He starts off by going back to basics by first building his own auto-diff micrograd framework. Next he smoothly transitions into using basic pytorch tensor objects while gradually building complex layers from scratch. He underlines the subtleties of training neural nets throughout the series while delivering the content in bite-size pieces. 10/10.

A cool learning project is to re-implement makemore in some other framework using your favorite language.

Clojure

Clojure is great language that is extraordinary:

  1. It is a (lisp) -> Minimal yet infinitely extensible syntax.
  2. It is functional -> Avoids state, makes concurrency easier.
  3. Runs on JVM -> Production ready.
  4. Transpiles to JavaScript via clojurescript -> Let’s you write fullstack.
  5. Consistently stays somewhere around top 5 in most loved for a few years.

Clojure’s functional lisp lets you start thinking differently about the code. It is opposite to standard imperative non-lisp style in many ways. There is no need to oversell this more.

Featured resources: Clojure for the brave and true — an amazing resource for beginners in clojure. Example first docs (docs the right way). Also accessible from cider — emacs clojure env.

Web dev

For people like me who never did webdev and cloud technologies, this is might sound like an odd choice, but I want to feel what it is all about. There are tons of frameworks and jargon around this topic and it might feel daunting to start. With the goal being to know more than throwing a few fancy words here and there, I should create a basic ledger/gallery/utility webapp hosted on the cloud.

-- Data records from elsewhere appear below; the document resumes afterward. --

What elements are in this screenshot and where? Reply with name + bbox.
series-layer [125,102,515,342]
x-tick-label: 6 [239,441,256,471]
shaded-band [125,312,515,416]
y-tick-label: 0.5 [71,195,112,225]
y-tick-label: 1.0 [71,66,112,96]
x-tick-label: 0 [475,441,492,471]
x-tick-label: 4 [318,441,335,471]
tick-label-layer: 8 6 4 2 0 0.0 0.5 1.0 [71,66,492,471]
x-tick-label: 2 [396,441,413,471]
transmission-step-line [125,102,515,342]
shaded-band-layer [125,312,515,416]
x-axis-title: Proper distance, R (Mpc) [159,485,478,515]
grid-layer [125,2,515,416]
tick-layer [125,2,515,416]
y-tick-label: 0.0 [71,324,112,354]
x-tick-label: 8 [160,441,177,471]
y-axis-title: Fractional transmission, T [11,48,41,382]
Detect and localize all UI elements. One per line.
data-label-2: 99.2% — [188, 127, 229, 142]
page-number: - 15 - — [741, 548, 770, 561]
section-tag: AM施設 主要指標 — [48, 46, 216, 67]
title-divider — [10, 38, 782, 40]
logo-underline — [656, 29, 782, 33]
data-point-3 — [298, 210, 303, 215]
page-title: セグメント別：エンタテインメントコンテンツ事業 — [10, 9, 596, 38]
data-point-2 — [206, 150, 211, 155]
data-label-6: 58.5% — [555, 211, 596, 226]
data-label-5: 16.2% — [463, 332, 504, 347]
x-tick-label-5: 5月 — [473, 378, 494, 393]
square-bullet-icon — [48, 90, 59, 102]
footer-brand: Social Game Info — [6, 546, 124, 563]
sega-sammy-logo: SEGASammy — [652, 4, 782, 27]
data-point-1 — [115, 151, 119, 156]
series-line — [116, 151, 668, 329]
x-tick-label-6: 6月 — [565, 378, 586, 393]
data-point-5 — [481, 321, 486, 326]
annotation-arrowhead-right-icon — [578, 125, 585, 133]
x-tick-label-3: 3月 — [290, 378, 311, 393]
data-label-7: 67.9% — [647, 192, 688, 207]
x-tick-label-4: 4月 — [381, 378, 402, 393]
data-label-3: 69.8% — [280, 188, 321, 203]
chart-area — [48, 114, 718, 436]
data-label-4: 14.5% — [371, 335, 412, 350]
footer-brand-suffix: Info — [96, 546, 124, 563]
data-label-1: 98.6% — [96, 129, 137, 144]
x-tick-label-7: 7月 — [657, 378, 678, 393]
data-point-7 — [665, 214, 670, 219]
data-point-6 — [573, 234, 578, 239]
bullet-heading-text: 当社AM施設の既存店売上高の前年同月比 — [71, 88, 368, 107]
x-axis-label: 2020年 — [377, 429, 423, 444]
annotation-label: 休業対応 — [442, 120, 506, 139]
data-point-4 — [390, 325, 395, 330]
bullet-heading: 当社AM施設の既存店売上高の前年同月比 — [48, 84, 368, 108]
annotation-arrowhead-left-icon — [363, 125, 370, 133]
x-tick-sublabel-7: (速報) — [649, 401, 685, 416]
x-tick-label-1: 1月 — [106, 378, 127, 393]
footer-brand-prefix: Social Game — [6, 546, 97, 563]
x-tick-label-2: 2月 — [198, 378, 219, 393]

There a million step-by-step tutorials for pretty much all the major frameworks, but my goal is to create something out-of-tutorial land. The featured framework and the resource is Genie framework for Julia. Although it might sound absurd, it shows good signs.

Federated learning

Federated learning is an idea to train ML models with decentralized data. Tensorflow federated stands as one of the few frameworks supporting this. Federated learning shows a lot of potential and it is definitely on my radar.